Creating a SecretClient object does not immediately authenticate the application. The client is simply a local construct that stores the Key Vault URL and the credential object. Authentication and authorization happen only when you invoke an operation through the client, such as get_secret, which generates a REST API call to the Azure resource.

api_secret_name = os.environ["THIRD_PARTY_API_SECRET_NAME"]
vault_secret = keyvault_client.get_secret(api_secret_name)

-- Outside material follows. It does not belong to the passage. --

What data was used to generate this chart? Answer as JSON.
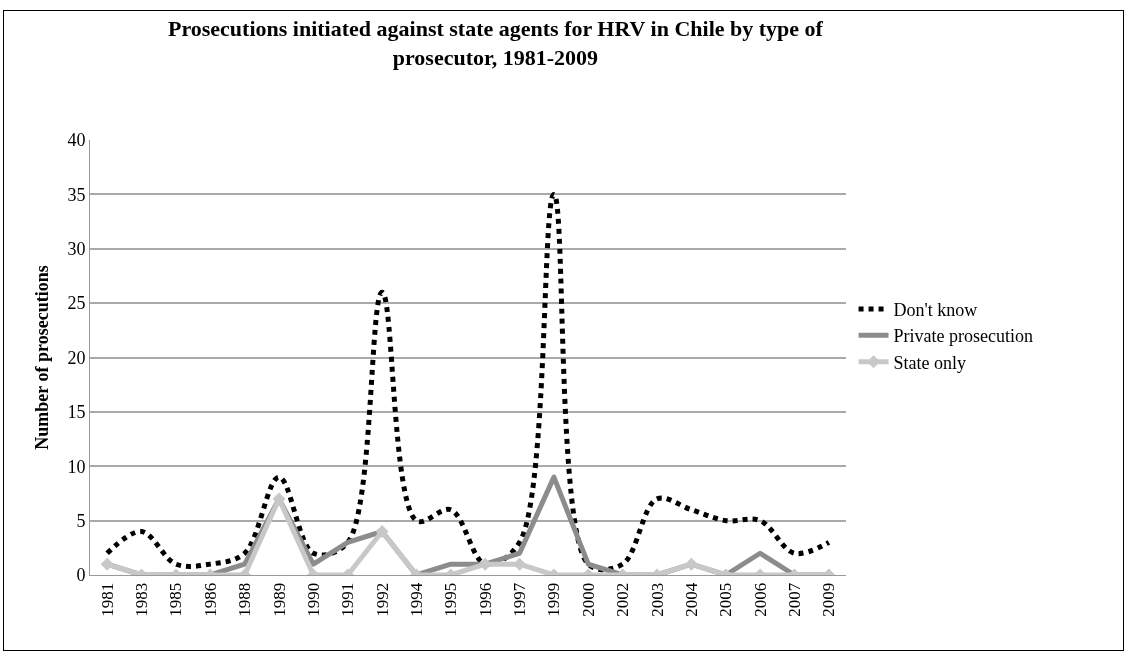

# The "secret" from Key Vault is an object with multiple properties. The key we
# want for the third-party API is in the value property. 
access_key = vault_secret.value

Even if an application's identity is authorized to access Azure Key Vault, it must also be explicitly authorized to perform specific operations—such as reading secrets. Without this permission, a call to get_secret() fails, even if the identity is otherwise valid. To address this, the provisioning script sets a "get secrets" access policy for the app using the Azure CLI command, az keyvault set-policy. For more information, see Key Vault Authentication and Grant your app access to Key Vault. The latter article shows how to set an access policy using the Azure portal. (The article is also written for managed identity, but applies equally to a service principle used in local development.)

Finally, the app code sets up the client object through which it can write messages to an Azure Storage Queue. The Queue's URL is in the environment variable STORAGE_QUEUE_URL.

queue_url = os.environ["STORAGE_QUEUE_URL"]
queue_client = QueueClient.from_queue_url(queue_url=queue_url, credential=credential)

As with Azure Key Vault, the application uses a specific client object from the Azure SDK to interact with Azure Queue Storage. In this case, it uses the QueueClient class from the azure-storage-queue library.

To initialize the client, the app uses the from_queue_url method, providing the queue’s fully qualified URL and a credential object. This credential object is again the DefaultAzureCredential instance created earlier, which represents the identity under which the app is running.

As noted earlier in this guide, that authorization is granted by assigning the “Storage Queue Data Contributor” role to the application's identity - either a managed identity in Azure or a service principal during local development. This role assignment is done in the provisioning script using the Azure CLI command az role assignment create.

Assuming all this startup code succeeds, the app has all its internal variables in place to support its /api/v1/getcode API endpoint.